Seriously though, I think the system is skewed against teachers (and for that matter against numerous other labor-intensive professions). I’m all for capitalism and the free market, but something’s not right when large segments of society are left out.

Nowadays a business faces fierce competition: a reputable academy offers classes for X amount, but another less reputable one undercuts it because they pay their (less qualified) teachers less. This sort of cut-throat capitalism tends to drive prices down to the detriment of qualified teachers and of our students, who settle for second-rate teaching.

So what’s the solution? I sometimes think that forming some sort of TEFL union in Madrid (or for all of Spain) might help. The question is, how much real power would it have to regulate the quality of teachers and get us living wages? How would we get it off the ground? I don’t have the answers.
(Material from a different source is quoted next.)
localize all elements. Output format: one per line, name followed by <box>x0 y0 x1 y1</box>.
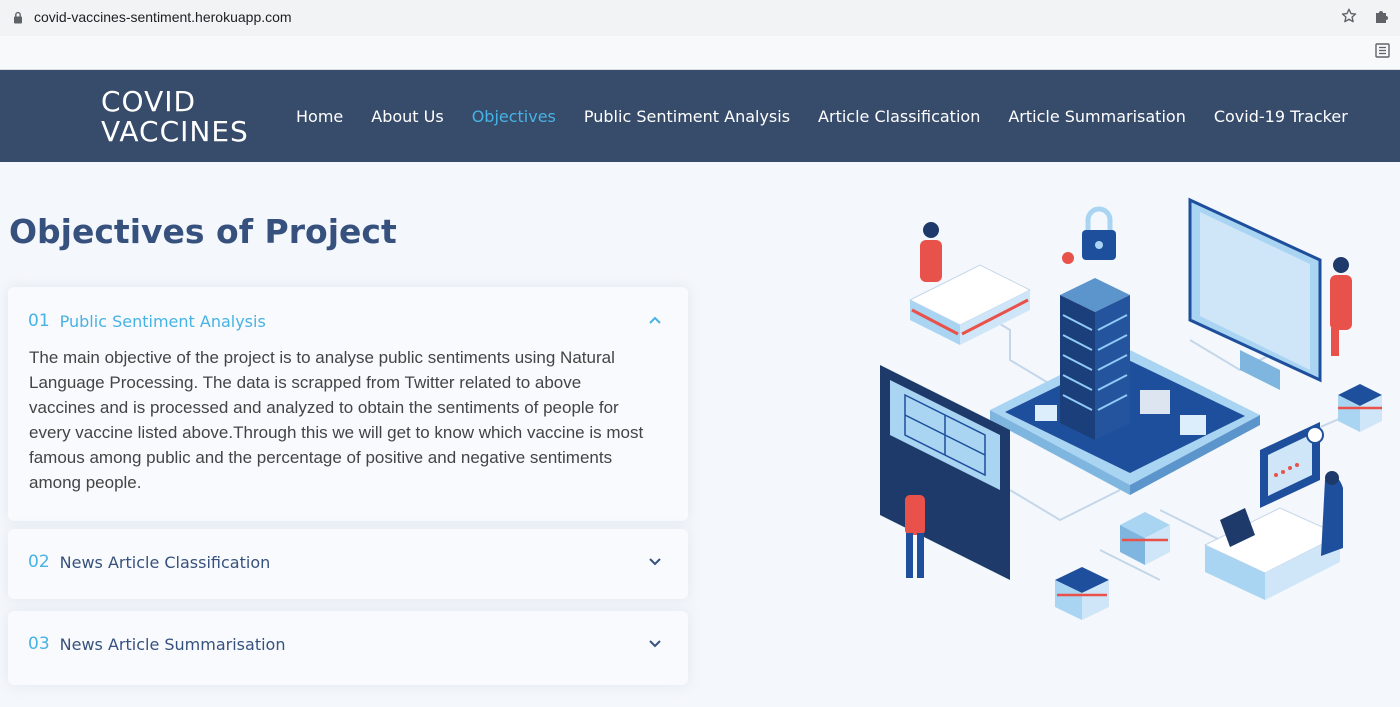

I’m not one to preach doom and gloom, but sometimes the riots in Paris and Greece come to mind. Why did those people go haywire like that? OK, I’m not an expert on this, but it may be there’s a lot of pent up anger out there from this economic underclass working in labor-intensive professions or unemployed, and the victims of the inequalities of capitalism, which is becoming increasingly elitist, especially in the USA where (according to one source) 5% of the population controls 85% of the wealth. Of course resorting to violence is a huge mistake, so these people need to be empowered and brought on board.

I know I’d be happier if I could ply my trade without the feeling that if I want greater economic well-being, my main option is “getting out of teaching”.